2 R v Arthur [2005] 3 NZLR 739 (CA) at [26].

[33] Obviously I am unable to reduce the starting point for a guilty plea because there was none. Equally, however, it cannot be said that this is a case where the evidence against you was so strong that going to trial was an exercise in futility that it has put the Crown to an unnecessary or avoidable expense. On the contrary, I consider that an acquittal on the grounds of self defence was always a genuine possibility and was properly run. I also accept that certain steps taken by Mr Squire on your instructions during the trial did shorten its duration and therefore the cost to the state.

[34] For the reasons I have already given I do not accept that the fact that you took this case to trial meant that you have no remorse; there is a Catch 22 element to that submission which I do not care for. And I have watched your DVD interview with Police (twice). From my perspective you did appear to be genuinely remorseful about what had happened, even before Mr McCulloch had died. I accept unreservedly that you did not intend to do Mr McCulloch any real harm and are very sorry for the unforeseen consequences of your actions. And, as I have said, Mr McCulloch was far from blameless himself.

[35] Looking at all these matters together I consider a reduction in the starting point of two months is warranted. That would take your end sentence to 22 months imprisonment.

Home detention?

[36] Now because I have concluded that the appropriate sentence is 22 months imprisonment that means that home detention is an option. Your current bail address, with your brother in law is deemed suitable although the pre-sentence report writer has expressed some reservations about it on a continuing basis. As I understand it, you have been bailed to that address for some months now, without any real incident.

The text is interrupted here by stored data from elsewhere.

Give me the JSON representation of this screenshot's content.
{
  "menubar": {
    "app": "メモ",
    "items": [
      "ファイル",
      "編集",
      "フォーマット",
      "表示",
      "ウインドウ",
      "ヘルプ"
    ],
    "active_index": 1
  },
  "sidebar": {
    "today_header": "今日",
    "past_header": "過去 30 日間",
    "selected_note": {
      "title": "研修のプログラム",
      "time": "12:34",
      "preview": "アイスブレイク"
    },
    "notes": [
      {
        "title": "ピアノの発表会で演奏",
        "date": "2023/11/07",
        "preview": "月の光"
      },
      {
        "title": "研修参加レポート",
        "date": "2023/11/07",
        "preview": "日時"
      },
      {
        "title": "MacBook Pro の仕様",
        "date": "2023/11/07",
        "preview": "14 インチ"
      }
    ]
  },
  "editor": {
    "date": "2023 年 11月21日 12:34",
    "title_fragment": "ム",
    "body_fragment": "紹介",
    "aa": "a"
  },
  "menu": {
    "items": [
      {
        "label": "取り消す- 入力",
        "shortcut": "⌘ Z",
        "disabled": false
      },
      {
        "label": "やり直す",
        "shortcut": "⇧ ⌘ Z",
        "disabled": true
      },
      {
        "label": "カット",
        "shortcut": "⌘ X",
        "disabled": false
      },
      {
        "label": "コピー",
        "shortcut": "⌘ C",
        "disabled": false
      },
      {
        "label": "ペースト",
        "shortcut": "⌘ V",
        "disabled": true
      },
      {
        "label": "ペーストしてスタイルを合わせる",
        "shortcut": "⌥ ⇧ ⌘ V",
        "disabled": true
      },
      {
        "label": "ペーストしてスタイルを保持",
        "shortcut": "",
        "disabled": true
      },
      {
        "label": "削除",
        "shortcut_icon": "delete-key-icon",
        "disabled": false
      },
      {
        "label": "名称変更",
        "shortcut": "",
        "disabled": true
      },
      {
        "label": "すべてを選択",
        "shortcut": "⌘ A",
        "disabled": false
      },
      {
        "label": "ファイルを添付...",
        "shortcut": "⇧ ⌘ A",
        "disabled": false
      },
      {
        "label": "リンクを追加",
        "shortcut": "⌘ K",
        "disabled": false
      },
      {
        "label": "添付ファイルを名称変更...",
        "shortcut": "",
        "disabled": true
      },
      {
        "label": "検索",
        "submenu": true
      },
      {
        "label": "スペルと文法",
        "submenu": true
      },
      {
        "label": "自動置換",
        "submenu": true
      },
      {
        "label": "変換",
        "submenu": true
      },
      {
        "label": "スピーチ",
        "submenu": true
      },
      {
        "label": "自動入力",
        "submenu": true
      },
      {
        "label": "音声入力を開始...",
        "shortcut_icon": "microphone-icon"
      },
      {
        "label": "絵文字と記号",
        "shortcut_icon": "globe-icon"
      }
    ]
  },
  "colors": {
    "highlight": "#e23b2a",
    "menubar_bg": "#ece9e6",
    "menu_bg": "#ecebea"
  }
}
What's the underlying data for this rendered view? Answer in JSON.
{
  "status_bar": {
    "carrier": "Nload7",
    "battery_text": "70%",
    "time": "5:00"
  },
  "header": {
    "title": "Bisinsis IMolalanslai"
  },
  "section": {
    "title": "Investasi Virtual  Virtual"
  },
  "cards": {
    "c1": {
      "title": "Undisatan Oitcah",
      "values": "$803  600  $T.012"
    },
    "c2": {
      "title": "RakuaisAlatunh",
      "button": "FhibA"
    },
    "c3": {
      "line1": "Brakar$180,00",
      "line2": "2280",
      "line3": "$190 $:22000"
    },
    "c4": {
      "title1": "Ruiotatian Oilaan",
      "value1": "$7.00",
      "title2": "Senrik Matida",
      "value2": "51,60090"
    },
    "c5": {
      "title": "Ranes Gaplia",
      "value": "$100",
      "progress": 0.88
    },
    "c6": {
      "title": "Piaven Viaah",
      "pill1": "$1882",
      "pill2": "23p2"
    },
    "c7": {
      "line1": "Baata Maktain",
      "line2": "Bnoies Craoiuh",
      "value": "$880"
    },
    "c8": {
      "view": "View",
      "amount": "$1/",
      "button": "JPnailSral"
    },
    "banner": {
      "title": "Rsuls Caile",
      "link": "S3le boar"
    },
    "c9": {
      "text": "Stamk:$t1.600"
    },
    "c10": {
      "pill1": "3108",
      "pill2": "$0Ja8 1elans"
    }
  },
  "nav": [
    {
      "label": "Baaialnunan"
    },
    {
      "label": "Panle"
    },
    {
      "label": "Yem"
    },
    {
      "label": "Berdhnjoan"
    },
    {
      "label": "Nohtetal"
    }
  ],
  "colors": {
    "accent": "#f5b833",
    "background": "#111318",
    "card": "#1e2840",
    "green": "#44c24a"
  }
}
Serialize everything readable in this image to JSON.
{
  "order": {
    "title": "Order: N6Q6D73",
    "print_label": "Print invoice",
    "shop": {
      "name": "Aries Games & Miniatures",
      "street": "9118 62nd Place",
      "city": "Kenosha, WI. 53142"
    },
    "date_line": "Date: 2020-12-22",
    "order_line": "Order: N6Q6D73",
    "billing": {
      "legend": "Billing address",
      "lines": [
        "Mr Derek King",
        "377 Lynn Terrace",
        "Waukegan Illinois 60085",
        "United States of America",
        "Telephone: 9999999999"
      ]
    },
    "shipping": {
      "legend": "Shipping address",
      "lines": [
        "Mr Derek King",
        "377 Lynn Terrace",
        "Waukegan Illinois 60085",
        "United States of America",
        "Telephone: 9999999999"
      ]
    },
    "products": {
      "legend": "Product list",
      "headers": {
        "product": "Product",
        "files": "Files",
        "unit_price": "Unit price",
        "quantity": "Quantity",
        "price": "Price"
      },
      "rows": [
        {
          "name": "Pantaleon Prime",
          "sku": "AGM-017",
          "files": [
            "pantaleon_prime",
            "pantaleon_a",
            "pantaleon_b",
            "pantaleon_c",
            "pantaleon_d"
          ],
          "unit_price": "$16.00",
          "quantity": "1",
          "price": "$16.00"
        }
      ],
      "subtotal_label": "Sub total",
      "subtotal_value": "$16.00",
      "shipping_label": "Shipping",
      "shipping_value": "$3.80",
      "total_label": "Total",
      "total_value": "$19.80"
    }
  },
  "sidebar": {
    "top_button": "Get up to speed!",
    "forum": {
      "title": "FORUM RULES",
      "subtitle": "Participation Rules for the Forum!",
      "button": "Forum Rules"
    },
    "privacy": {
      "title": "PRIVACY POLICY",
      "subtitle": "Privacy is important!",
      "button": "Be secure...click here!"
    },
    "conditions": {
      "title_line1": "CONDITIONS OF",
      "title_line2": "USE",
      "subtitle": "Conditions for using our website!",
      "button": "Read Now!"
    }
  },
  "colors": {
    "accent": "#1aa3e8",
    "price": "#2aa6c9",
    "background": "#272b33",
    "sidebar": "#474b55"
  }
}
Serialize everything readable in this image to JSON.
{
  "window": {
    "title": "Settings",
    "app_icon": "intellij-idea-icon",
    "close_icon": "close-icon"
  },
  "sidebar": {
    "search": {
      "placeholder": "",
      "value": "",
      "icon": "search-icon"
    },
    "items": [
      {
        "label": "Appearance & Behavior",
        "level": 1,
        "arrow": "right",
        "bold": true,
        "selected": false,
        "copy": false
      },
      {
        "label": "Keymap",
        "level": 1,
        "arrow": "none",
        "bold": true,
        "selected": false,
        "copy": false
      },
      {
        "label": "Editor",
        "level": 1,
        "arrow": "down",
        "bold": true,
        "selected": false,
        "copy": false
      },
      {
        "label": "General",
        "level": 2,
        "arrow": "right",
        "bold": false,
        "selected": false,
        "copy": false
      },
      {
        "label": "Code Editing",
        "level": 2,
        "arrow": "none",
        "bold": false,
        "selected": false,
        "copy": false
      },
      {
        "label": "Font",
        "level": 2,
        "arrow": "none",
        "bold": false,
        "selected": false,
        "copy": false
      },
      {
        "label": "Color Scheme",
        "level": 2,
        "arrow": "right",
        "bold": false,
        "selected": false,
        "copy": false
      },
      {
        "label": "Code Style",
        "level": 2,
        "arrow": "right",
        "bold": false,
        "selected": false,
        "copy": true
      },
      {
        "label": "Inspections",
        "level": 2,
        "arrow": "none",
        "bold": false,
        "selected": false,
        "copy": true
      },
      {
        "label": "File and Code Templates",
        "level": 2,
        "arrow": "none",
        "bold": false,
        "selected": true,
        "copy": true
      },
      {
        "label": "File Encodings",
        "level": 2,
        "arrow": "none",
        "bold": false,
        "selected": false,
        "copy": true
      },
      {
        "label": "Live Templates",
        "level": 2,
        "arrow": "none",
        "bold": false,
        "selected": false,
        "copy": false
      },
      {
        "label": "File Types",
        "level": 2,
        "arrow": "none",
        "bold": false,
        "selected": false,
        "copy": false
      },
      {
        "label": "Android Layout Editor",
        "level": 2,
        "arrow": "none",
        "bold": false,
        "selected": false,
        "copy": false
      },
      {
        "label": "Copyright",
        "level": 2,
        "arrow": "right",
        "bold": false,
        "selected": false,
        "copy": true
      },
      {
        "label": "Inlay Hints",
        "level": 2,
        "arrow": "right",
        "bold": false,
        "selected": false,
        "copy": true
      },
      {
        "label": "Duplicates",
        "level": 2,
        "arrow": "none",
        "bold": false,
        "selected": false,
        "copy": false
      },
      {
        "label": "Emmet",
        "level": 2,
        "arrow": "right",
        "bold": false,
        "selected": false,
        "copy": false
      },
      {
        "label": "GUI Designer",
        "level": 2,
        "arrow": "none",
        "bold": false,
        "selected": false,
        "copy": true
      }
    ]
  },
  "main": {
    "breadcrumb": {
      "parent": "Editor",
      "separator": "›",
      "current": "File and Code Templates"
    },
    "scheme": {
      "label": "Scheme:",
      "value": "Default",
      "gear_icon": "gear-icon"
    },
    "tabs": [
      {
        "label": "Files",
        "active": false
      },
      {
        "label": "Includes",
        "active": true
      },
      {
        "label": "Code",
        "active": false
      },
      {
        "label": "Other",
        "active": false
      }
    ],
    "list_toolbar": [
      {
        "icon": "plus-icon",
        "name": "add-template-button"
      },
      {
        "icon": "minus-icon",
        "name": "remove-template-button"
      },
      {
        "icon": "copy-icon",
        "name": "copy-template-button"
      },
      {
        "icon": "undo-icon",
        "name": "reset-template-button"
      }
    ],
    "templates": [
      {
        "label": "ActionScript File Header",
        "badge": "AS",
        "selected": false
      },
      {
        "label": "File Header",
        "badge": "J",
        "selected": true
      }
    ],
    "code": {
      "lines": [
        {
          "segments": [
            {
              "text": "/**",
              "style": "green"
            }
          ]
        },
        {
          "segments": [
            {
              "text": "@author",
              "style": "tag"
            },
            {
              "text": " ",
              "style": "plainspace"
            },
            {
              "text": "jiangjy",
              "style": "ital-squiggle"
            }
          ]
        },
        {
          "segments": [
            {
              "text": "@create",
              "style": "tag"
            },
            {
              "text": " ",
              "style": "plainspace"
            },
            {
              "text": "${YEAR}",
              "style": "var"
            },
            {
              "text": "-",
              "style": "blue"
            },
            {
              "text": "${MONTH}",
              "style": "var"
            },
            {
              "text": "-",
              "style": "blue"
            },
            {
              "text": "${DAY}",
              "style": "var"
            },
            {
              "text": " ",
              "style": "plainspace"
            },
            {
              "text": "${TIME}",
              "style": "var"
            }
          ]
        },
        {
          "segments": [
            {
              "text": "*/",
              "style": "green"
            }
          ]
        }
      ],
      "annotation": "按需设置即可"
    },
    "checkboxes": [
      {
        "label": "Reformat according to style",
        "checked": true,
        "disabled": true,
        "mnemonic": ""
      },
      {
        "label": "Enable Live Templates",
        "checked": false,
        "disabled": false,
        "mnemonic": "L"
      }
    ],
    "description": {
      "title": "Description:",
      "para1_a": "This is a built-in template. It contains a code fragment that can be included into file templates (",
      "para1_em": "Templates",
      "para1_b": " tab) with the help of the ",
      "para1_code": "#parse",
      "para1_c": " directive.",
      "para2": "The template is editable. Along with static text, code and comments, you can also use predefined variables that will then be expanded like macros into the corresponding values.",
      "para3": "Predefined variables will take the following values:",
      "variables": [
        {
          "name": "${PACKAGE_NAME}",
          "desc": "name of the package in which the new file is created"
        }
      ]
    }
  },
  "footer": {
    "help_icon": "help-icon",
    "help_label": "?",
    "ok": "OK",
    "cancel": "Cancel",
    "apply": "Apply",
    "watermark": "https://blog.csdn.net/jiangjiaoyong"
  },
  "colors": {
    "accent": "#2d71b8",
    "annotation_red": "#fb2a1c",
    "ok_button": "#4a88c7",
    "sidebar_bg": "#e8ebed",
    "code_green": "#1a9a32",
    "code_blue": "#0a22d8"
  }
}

[37] Mr Squire emphasised both the hierarchy of sentences contained in the Sentencing Act and the requirement that I impose upon you the least restrictive sentence that is consistent with the relevant sentencing purposes. Home detention comes immediately after imprisonment with good reason; it is a very real restriction

on a person’s liberty, it is far from an easy sentence to serve. There may be some who would even prefer to go to jail.

[38] Mr Squire also referred me to s 16 of the Act which stresses the desirability of keeping you in the community to the extent that it is possible and consistent with public safety. In this respect it is plainly important in my view – both to you and to the community – that you presently have a job which you are good at. For all these reasons I have formed the view that home detention is the least restrictive option here.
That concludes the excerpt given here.